Falando em dinheiro: dá para viver de escrever livros no Brasil? Hoje tem mais gente conseguindo viver. Mas eu não vivo só de livros. Se não fosse o jornalismo, seria difícil. Tenho coluna na Folha, faço projetos, palestras. Tenho 25 anos de estrada e 13 ou 14 livros publicados, que vão vendendo aos poucos. Sou um long seller: vendo devagar e sempre. Juntando tudo, dá para segurar as pontas. Não é ultra confortável, mas é uma escolha. E sim, hoje há muitos best-sellers no Brasil — quem vende acima de 100, 200 mil exemplares vive muito bem.
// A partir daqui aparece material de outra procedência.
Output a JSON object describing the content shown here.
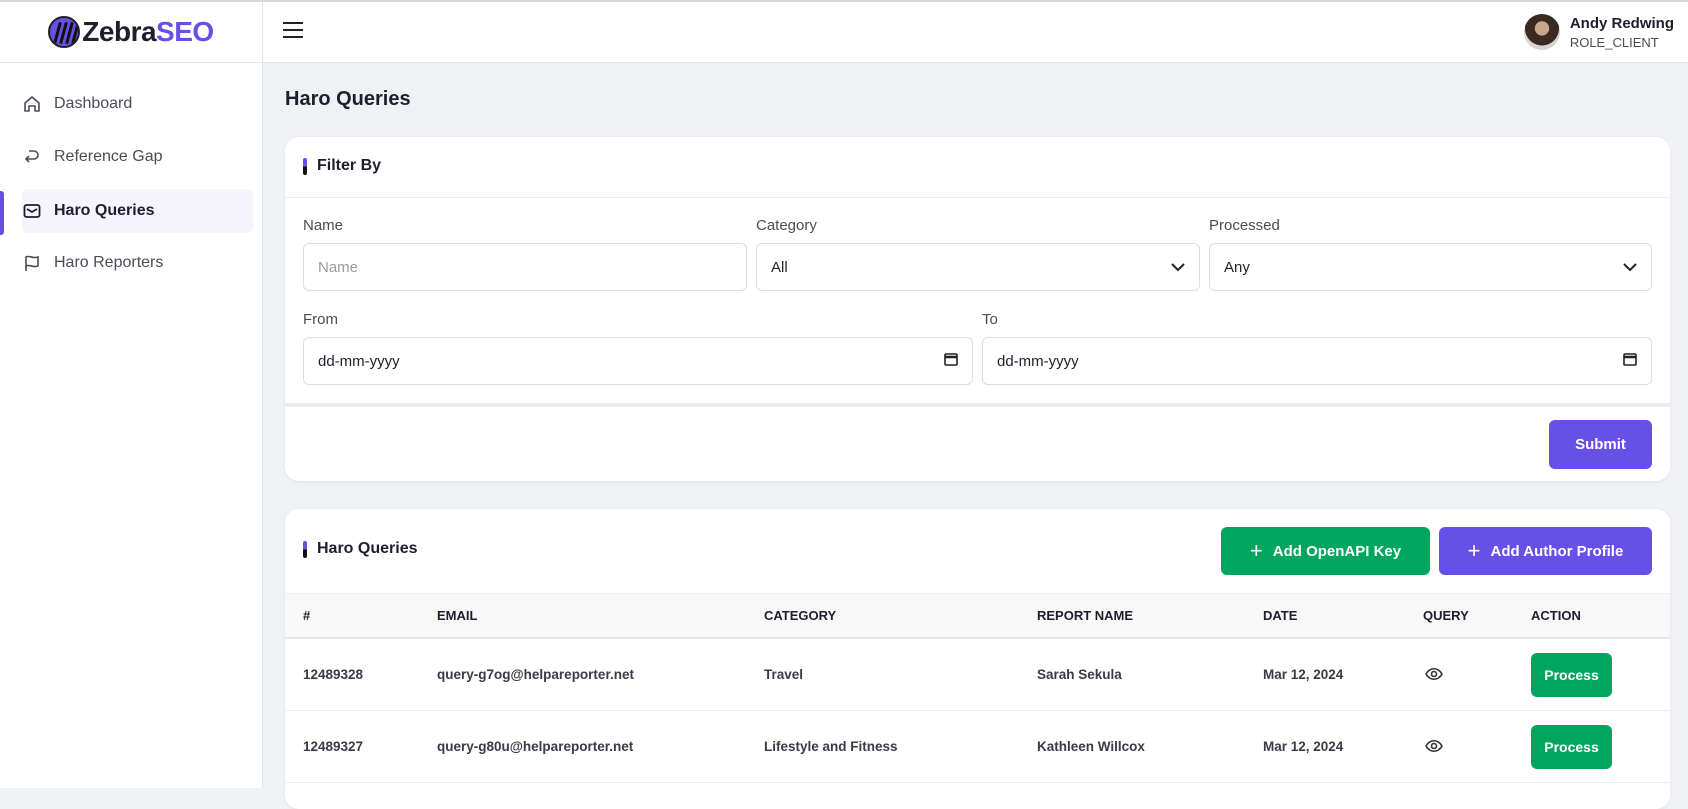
{
  "brand": {
    "name_a": "Zebra",
    "name_b": "SEO"
  },
  "user": {
    "name": "Andy Redwing",
    "role": "ROLE_CLIENT"
  },
  "sidebar": {
    "items": [
      {
        "label": "Dashboard",
        "icon": "home-icon"
      },
      {
        "label": "Reference Gap",
        "icon": "return-arrow-icon"
      },
      {
        "label": "Haro Queries",
        "icon": "mail-icon",
        "active": true
      },
      {
        "label": "Haro Reporters",
        "icon": "flag-icon"
      }
    ]
  },
  "page": {
    "title": "Haro Queries"
  },
  "filter": {
    "title": "Filter By",
    "name_label": "Name",
    "name_placeholder": "Name",
    "category_label": "Category",
    "category_value": "All",
    "processed_label": "Processed",
    "processed_value": "Any",
    "from_label": "From",
    "from_value": "dd-mm-yyyy",
    "to_label": "To",
    "to_value": "dd-mm-yyyy",
    "submit": "Submit"
  },
  "table": {
    "title": "Haro Queries",
    "add_key": "Add OpenAPI Key",
    "add_profile": "Add Author Profile",
    "headers": [
      "#",
      "EMAIL",
      "CATEGORY",
      "REPORT NAME",
      "DATE",
      "QUERY",
      "ACTION"
    ],
    "rows": [
      {
        "id": "12489328",
        "email": "query-g7og@helpareporter.net",
        "category": "Travel",
        "reporter": "Sarah Sekula",
        "date": "Mar 12, 2024",
        "action": "Process"
      },
      {
        "id": "12489327",
        "email": "query-g80u@helpareporter.net",
        "category": "Lifestyle and Fitness",
        "reporter": "Kathleen Willcox",
        "date": "Mar 12, 2024",
        "action": "Process"
      }
    ]
  },
  "colors": {
    "accent": "#6750e8",
    "success": "#00a65e",
    "background": "#f0f1f5"
  }
}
Como você enxerga a inteligência artificial? O que mais te desconcerta nela? O fato é que o texto que a IA produz — raso, com clichê, sem imaginação — ainda assim é melhor do que o da maioria das pessoas. Porque nossa educação é muito fraca. Ela não supera o melhor texto humano, mas supera o texto comum. Um exemplo: ao revisar meu livro Escrever é humano, o Adobe sugeriu fazer um resumo. Aceitei. Em dois minutos, fez um resumo de oito páginas excelente. Uma pessoa levaria dois dias. É impressionante. E consigo imaginar que a maioria das pessoas vai preferir ler resumos. Mas ler um resumo não é ler o livro: você perde a experiência estética e intelectual. Acho que há o risco real de parte da humanidade desaprender a ler e a escrever, o que considero gravíssimo.
A IA ameaça empregos de gente que escreve? Ameaça, sim. A maior parte dos textos que circulam são funcionais, tarefas que a IA faz barato e rápido. As empresas vão escolher IA. É inevitável um grande massacre de empregos. E ainda tem o custo ambiental, que é enorme. As big techs mantêm a IA artificialmente barata. Quando nos viciarem, devem começar a cobrar.
Fala um pouco sobre erro, vergonha, falha. Tenho até sorte de ter começado no mundo analógico. Erros ficaram para trás, escondidos em edições impressas. Hoje qualquer deslize viraliza, é distorcido. É um campo minado. Antes dava para errar com mais tranquilidade.
Para terminar: Ancelotti na seleção brasileira de futebol. Dá esperança? Torço por ele. É um baita técnico. Mas chegou tarde para o ciclo da Copa: terá só um ano de trabalho. O Brasil estava uma zona. Não sei se dá para fazer muita coisa com tão pouco tempo. Ainda lidamos mal com o trauma do 7 a 1. Rimos rápido demais e atrasamos o luto necessário. O drible, meu romance, celebra criticamente a glória passada do futebol brasileiro. Se eu tivesse escrito depois do 7 a 1, talvez não publicasse. Aquele resultado mudou tudo. A gente ainda não ouviu o que ele queria dizer.